Parce que je t'aime - Guillaume Musso
First you get a hold up on a Manhattan street where a famous violinist and her companion are threatened by a mugger while out for a walk after her performance at a concert. Nicole Hathaway is very nearly killed in the incident, saved only by a homeless person springing up, tackling the assailant and saving her from getting her throat cut. Incredibly, the homelessness person turns out to be Mark Hathaway, her husband who left her three years ago in a state of depression at being unable to deal with the disappearance of their child Layla. Mark remained convinced she was still alive despite everyone else accepting that after a year of her going missing there was no hope of her return.
This incident is followed by another attempted mugging on the same night against Mark's former psychologist colleague Connor. While Nicole is desperately trying to contact Connor about Mark resurfacing, he is the victim of an attempted theft by a 15-year-old girl on the streets. Capturing the girl and trying to help her, Connor finds out that she is looking for money not to survive but to buy a gun to take revenge on someone. Soon after this, just as Mark has never given up hope, the news comes in that Layla has been recovered and is indeed still alive. What is even more incredible is that she has reappeared in the same LA shopping mall to the day and hour she went missing exactly 5 years ago. For some mysterious reason however, Nicole excuses herself from flying with Mark to LA to recover her.
The extraordinary events - without giving much away - continue to accumulate as Mark takes a silent Layla back on the flight from LA. Also on-board, are a famous wild child heiress Alyson Harrison, and Evie Harper, the young girl Connor encountered recently on the streets. Unknown to each other, all of the characters are however connected in ways that are hinted at but yet to be revealed. The larger part of the book then is told in flashback over the course of the flight back, alternatively taking the perspective of individual characters to show what had led them to this point. How did they all come to be on the same plane? Enormous coincidences, some kind of plan or a huge conspiracy of some kind? Clearly there is a bigger picture here that no one really understands, although you would expect them to be more surprised than they actually are.
It’s interesting to me that Guillaume Musso is not characterised as a thriller writer, or at least I was surprised that there were none of his books in the crime/thriller, policier/polar section of the Gibert Jeune shops in France, so I had to go and look at the general fiction section where this book is categoried simply as a 'roman', a novel. It’s possibly because Musso is seen as a mainstream bestseller writer rather than a genre writer - although the crime genre remains popular and practically mainstream in France as it does in the UK - but maybe it’s because his works transcend the genre? Or play on the genre maybe with its grand gestures that belong to high romanticism?

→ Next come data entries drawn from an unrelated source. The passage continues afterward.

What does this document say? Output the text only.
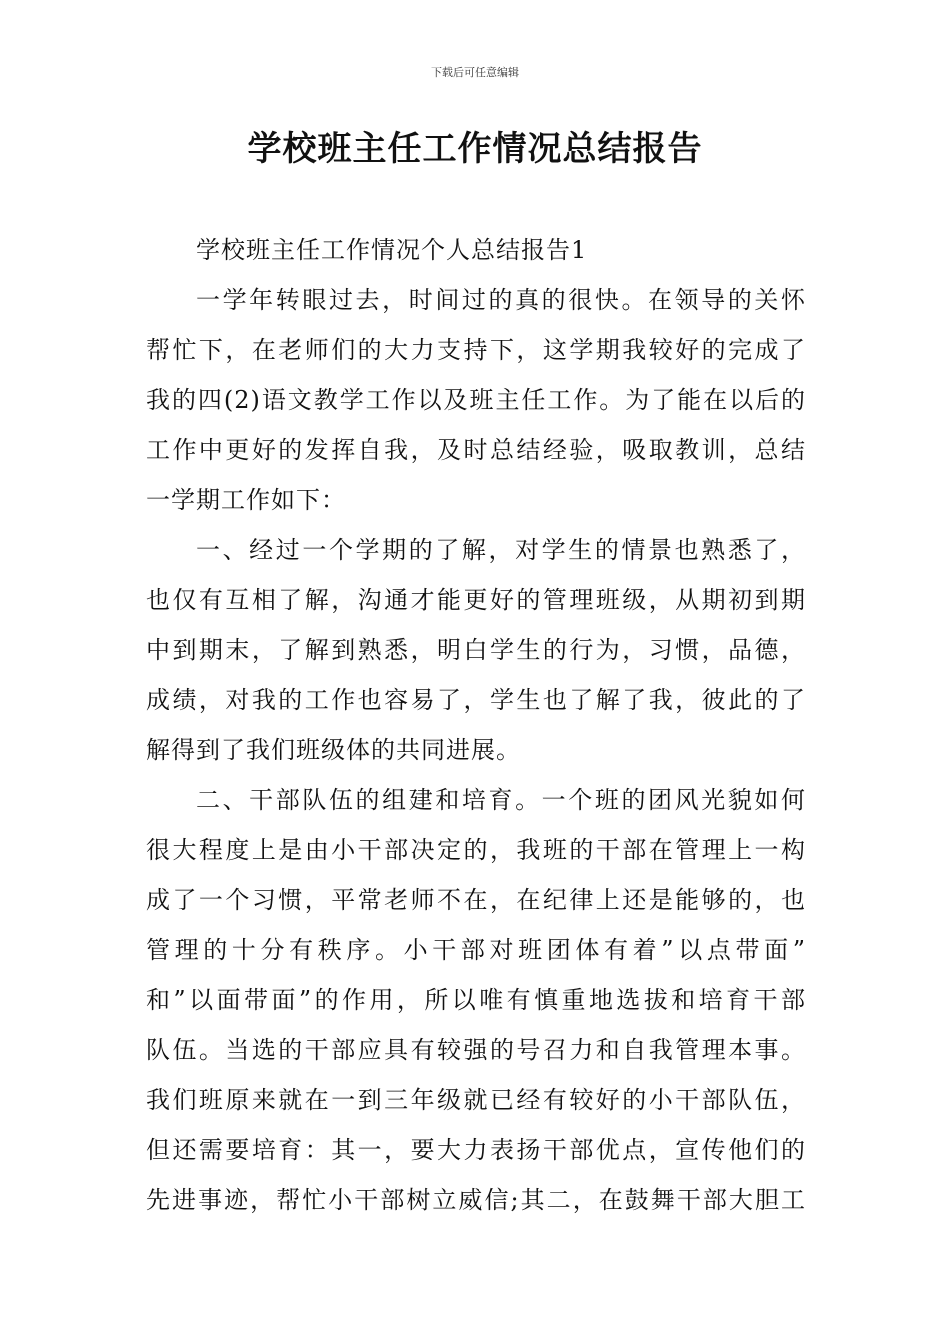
下载后可任意编辑
学校班主任工作情况总结报告
学校班主任工作情况个人总结报告1
一学年转眼过去，时间过的真的很快。在领导的关怀
帮忙下，在老师们的大力支持下，这学期我较好的完成了
我的四(2)语文教学工作以及班主任工作。为了能在以后的
工作中更好的发挥自我，及时总结经验，吸取教训，总结
一学期工作如下：
一、经过一个学期的了解，对学生的情景也熟悉了，
也仅有互相了解，沟通才能更好的管理班级，从期初到期
中到期末，了解到熟悉，明白学生的行为，习惯，品德，
成绩，对我的工作也容易了，学生也了解了我，彼此的了
解得到了我们班级体的共同进展。
二、干部队伍的组建和培育。一个班的团风光貌如何
很大程度上是由小干部决定的，我班的干部在管理上一构
成了一个习惯，平常老师不在，在纪律上还是能够的，也
管理的十分有秩序。小干部对班团体有着”以点带面”
和”以面带面”的作用，所以唯有慎重地选拔和培育干部
队伍。当选的干部应具有较强的号召力和自我管理本事。
我们班原来就在一到三年级就已经有较好的小干部队伍，
但还需要培育：其一，要大力表扬干部优点，宣传他们的
先进事迹，帮忙小干部树立威信;其二，在鼓舞干部大胆工
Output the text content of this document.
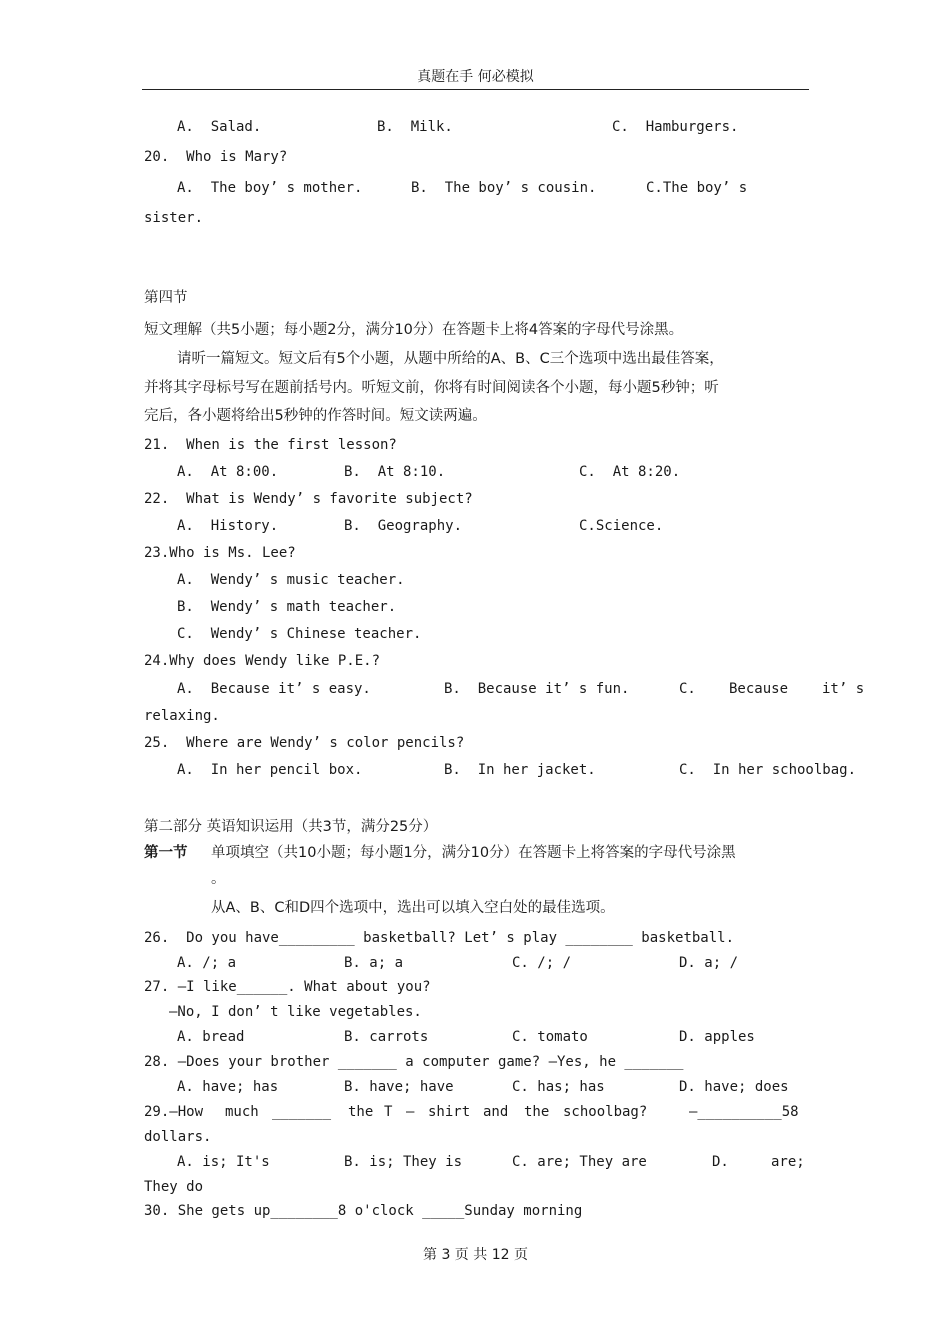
真题在手 何必模拟
A.  Salad.	B.  Milk.	C.  Hamburgers.
20.  Who is Mary?
A.  The boy’ s mother.	B.  The boy’ s cousin.	C.The boy’ s
sister.
第四节
短文理解（共5小题；每小题2分，满分10分）在答题卡上将4答案的字母代号涂黑。
请听一篇短文。短文后有5个小题，从题中所给的A、B、C三个选项中选出最佳答案，
并将其字母标号写在题前括号内。听短文前，你将有时间阅读各个小题，每小题5秒钟；听
完后，各小题将给出5秒钟的作答时间。短文读两遍。
21.  When is the first lesson?
A.  At 8:00.	B.  At 8:10.	C.  At 8:20.
22.  What is Wendy’ s favorite subject?
A.  History.	B.  Geography.	C.Science.
23.Who is Ms. Lee?
A.  Wendy’ s music teacher.
B.  Wendy’ s math teacher.
C.  Wendy’ s Chinese teacher.
24.Why does Wendy like P.E.?
A.  Because it’ s easy.	B.  Because it’ s fun.	C. Because it’ s
relaxing.
25.  Where are Wendy’ s color pencils?
A.  In her pencil box.	B.  In her jacket.	C.  In her schoolbag.
第二部分 英语知识运用（共3节，满分25分）
第一节 单项填空（共10小题；每小题1分，满分10分）在答题卡上将答案的字母代号涂黑
。
从A、B、C和D四个选项中，选出可以填入空白处的最佳选项。
26.  Do you have_________ basketball? Let’ s play ________ basketball.
A. /; a	B. a; a	C. /; /	D. a; /
27. —I like______. What about you?
—No, I don’ t like vegetables.
A. bread	B. carrots	C. tomato	D. apples
28. —Does your brother _______ a computer game? —Yes, he _______
A. have; has	B. have; have	C. has; has	D. have; does
29.—How much _______ the T – shirt and the schoolbag?	—__________58
dollars.
A. is; It's	B. is; They is	C. are; They are	D.	are;
They do
30. She gets up________8 o'clock _____Sunday morning
第 3 页 共 12 页
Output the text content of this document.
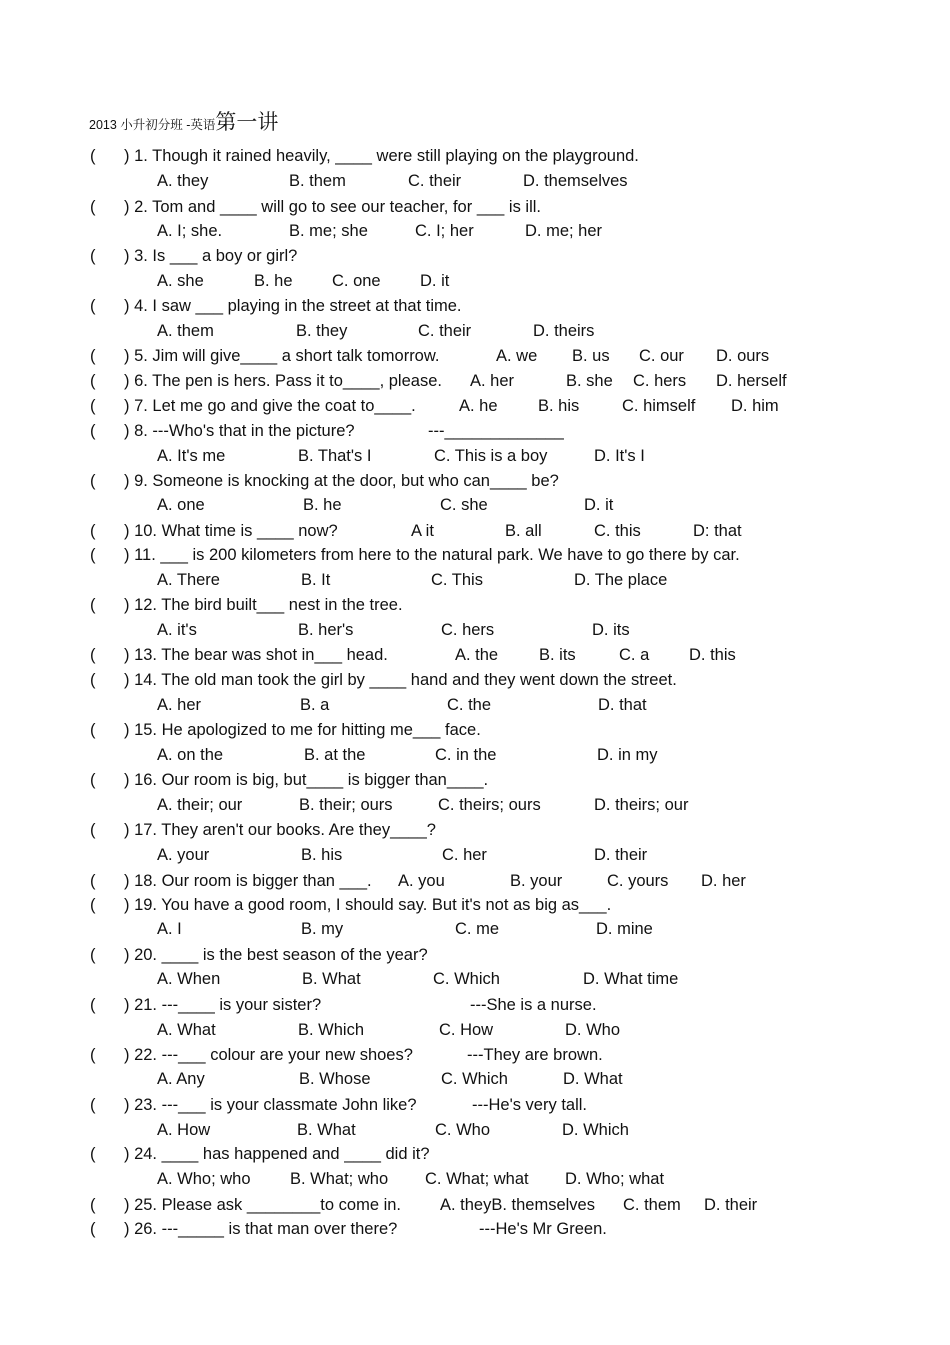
2013 小升初分班 -英语第一讲
( ) 1. Though it rained heavily, ____ were still playing on the playground.
A. they	B. them	C. their	D. themselves
( ) 2. Tom and ____ will go to see our teacher, for ___ is ill.
A. I; she.	B. me; she	C. I; her	D. me; her
( ) 3. Is ___ a boy or girl?
A. she	B. he C. one D. it
( ) 4. I saw ___ playing in the street at that time.
A. them	B. they	C. their	D. theirs
( ) 5. Jim will give____ a short talk tomorrow.	A. we B. us C. our D. ours
( ) 6. The pen is hers. Pass it to____, please. A. her	B. she C. hers D. herself
( ) 7. Let me go and give the coat to____.	A. he B. his	C. himself D. him
( ) 8. ---Who's that in the picture?	---_____________
A. It's me	B. That's I	C. This is a boy	D. It's I
( ) 9. Someone is knocking at the door, but who can____ be?
A. one	B. he	C. she	D. it
( ) 10. What time is ____ now?	A it	B. all	C. this	D: that
( ) 11. ___ is 200 kilometers from here to the natural park. We have to go there by car.
A. There	B. It	C. This	D. The place
( ) 12. The bird built___ nest in the tree.
A. it's	B. her's	C. hers	D. its
( ) 13. The bear was shot in___ head.	A. the B. its	C. a D. this
( ) 14. The old man took the girl by ____ hand and they went down the street.
A. her	B. a	C. the	D. that
( ) 15. He apologized to me for hitting me___ face.
A. on the	B. at the	C. in the	D. in my
( ) 16. Our room is big, but____ is bigger than____.
A. their; our	B. their; ours	C. theirs; ours	D. theirs; our
( ) 17. They aren't our books. Are they____?
A. your	B. his	C. her	D. their
( ) 18. Our room is bigger than ___. A. you	B. your	C. yours D. her
( ) 19. You have a good room, I should say. But it's not as big as___.
A. I	B. my	C. me	D. mine
( ) 20. ____ is the best season of the year?
A. When	B. What	C. Which	D. What time
( ) 21. ---____ is your sister?	---She is a nurse.
A. What	B. Which	C. How	D. Who
( ) 22. ---___ colour are your new shoes?	---They are brown.
A. Any	B. Whose	C. Which	D. What
( ) 23. ---___ is your classmate John like?	---He's very tall.
A. How	B. What	C. Who	D. Which
( ) 24. ____ has happened and ____ did it?
A. Who; who B. What; who C. What; what D. Who; what
( ) 25. Please ask ________to come in. A. theyB. themselves C. them D. their
( ) 26. ---_____ is that man over there?	---He's Mr Green.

Whatever Musso does and however you want to describe it, he does it compellingly. Every chapter in Parce que je t'aime brings an extraordinary twist or a major a flashback revelation that is completely unexpected and unpredictable because you would not believe such contrivance or coincidence possible. Despite my reservations, having read Musso's more recent L'Inconnue de la Seine, having seen what he could pull off there and simply for the sheer nerve of taking it where he does, I was happy to go along with this in Parce que je t'aime.
Does he succeed in taking it through to an equally inventive conclusion that makes it all credible and worthwhile? Well, a lot of readers in France have been moved by the book and rate it very highly. For me personally, notwithstanding the intriguing plot and the deeper psychological issues explored (in a conventional and superficial manner), I'm afraid the conclusion turns out to be ludicrous and a total letdown, a variation on a twist that has been done many times before, only rarely as sentimentally as it is handled here. Which might perhaps be the reason why Guillaume Musso is not viewed as a dark crime thriller writer after all, as he has nothing to add to the genre here.
Reading notes: Although one of the biggest bestsellers in France, I don't think Parce que je t'aime by Guillaume Musso has been translated into English. I read a French paperback edition published by Pocket. Despite my disappointment with this, I don't think I'll give up on Musso yet. As mentioned above, I've also read L'Inconnue de la Seine and it is terrific, so I'll keep looking in case there is another good one out there.